Este diagnóstico puede resultar exagerado, pues tanto en la gran iglesia institucional, que ha pactado con los poderes establecidos, como en los movimientos de liberación, que buscan la transformación social desde los pobres, existen experiencias y caminos de gratuidad, grupos cristianos que viven el ideal de comunicación mesiánica, por encima de la ley. Pero unos u otros deber realizar un camino de conversión desde la gracia, para así expresar en el mundo la alternativa real de la paz de Cristo.

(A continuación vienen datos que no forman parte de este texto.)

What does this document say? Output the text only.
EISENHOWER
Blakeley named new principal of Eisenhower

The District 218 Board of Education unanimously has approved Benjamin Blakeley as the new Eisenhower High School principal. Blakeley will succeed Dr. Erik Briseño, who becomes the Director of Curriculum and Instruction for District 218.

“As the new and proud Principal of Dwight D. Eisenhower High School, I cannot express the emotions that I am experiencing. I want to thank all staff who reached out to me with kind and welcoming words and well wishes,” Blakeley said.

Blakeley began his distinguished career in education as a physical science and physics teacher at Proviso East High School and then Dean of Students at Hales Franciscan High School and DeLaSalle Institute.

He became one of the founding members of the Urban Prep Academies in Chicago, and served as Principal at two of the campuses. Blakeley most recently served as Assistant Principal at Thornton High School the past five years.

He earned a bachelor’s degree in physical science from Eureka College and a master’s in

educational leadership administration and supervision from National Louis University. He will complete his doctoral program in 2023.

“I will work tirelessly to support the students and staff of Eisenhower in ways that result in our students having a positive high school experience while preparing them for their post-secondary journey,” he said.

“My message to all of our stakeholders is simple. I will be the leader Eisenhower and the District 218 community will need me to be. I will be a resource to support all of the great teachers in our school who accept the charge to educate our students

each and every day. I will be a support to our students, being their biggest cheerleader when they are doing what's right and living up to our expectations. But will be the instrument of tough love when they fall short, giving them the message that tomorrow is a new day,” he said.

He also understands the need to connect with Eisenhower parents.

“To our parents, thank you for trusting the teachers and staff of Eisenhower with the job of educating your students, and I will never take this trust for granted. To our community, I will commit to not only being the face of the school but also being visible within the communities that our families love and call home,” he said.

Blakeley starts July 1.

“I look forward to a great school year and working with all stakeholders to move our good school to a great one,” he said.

Eso significa que las iglesias deben abandonar una situación de poder (instituido o revolucionario), que les permite hablar de paz desde fuera de la vida, como si estuvieran en un espacio resguardado para dictar desde allí su mensaje honorable. Ese tiempo de “palabras externas” ha pasado, de manera que las iglesias ya sólo pueden “hablar” de paz con el testimonio y la palabra de su vida pacificada. Este es el reto, esta la tarea: el surgimiento y cultivo de "comunidades liberadas de la ley", es decir, de iglesias donde ya se vive el don de la fraternidad, el perdón, la igualdad y el amor.

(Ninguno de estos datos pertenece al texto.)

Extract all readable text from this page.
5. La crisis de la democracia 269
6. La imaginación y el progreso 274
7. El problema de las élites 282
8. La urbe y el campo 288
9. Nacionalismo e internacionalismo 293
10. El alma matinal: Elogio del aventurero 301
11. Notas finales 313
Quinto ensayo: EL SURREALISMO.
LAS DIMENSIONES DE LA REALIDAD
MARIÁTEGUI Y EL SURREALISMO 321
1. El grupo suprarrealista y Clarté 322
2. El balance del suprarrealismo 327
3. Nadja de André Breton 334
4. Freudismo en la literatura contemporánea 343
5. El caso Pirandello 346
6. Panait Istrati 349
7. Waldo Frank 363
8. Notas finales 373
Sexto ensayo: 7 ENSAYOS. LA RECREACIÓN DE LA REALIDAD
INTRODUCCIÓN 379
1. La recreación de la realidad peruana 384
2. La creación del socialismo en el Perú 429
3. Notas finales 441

Esas iglesias no sirven para avalar un sistema de poder constituido, ni para amenazarlo desde una actitud de fuerza, sino que se limitan a existir: son testimonio de una Alteridad que se ha hecho ya presente por Jesús, como vida ya pacificada. Externamente, la historia sigue dominada por esquemas de ley, de acción y reacción, de violencia del sistema. Pero, en un nivel interno, que se visibiliza en las comunidades concretas de fe y celebración, la paz escatológica actúa ya en el mundo. Sólo ellas, las comunidades concretas de creyentes que superan los esquemas de la ley y la justicia intramundana, en gratuidad universal, pueden presentarse como signo y principio de una paz cristiana que no ley, sino don de gracia.
En un sentido, los cristianos no tienen que construir nada, pues Jesús destruyó o anunció la destrucción del templo de Jerusalén. Por eso, las comunidades no necesitan templos, ni sistemas, ni revoluciones sociales en un plano de ley, pues quieren ser y son de hecho, encarnaciones frágiles, pero gozosas, de la Alteridad radical, que se ha revelado por Jesús como pura gracia, sobre todas las leyes y sistemas, las revoluciones y contra-revoluciones de la historia. Esto significa que el Dios de Jesús no es ninguno de los ídolos de las religiones antiguas (que nos parecen ya de la pre-historia), pero tampoco es el ídolo social o cultural de la modernidad ilustrada.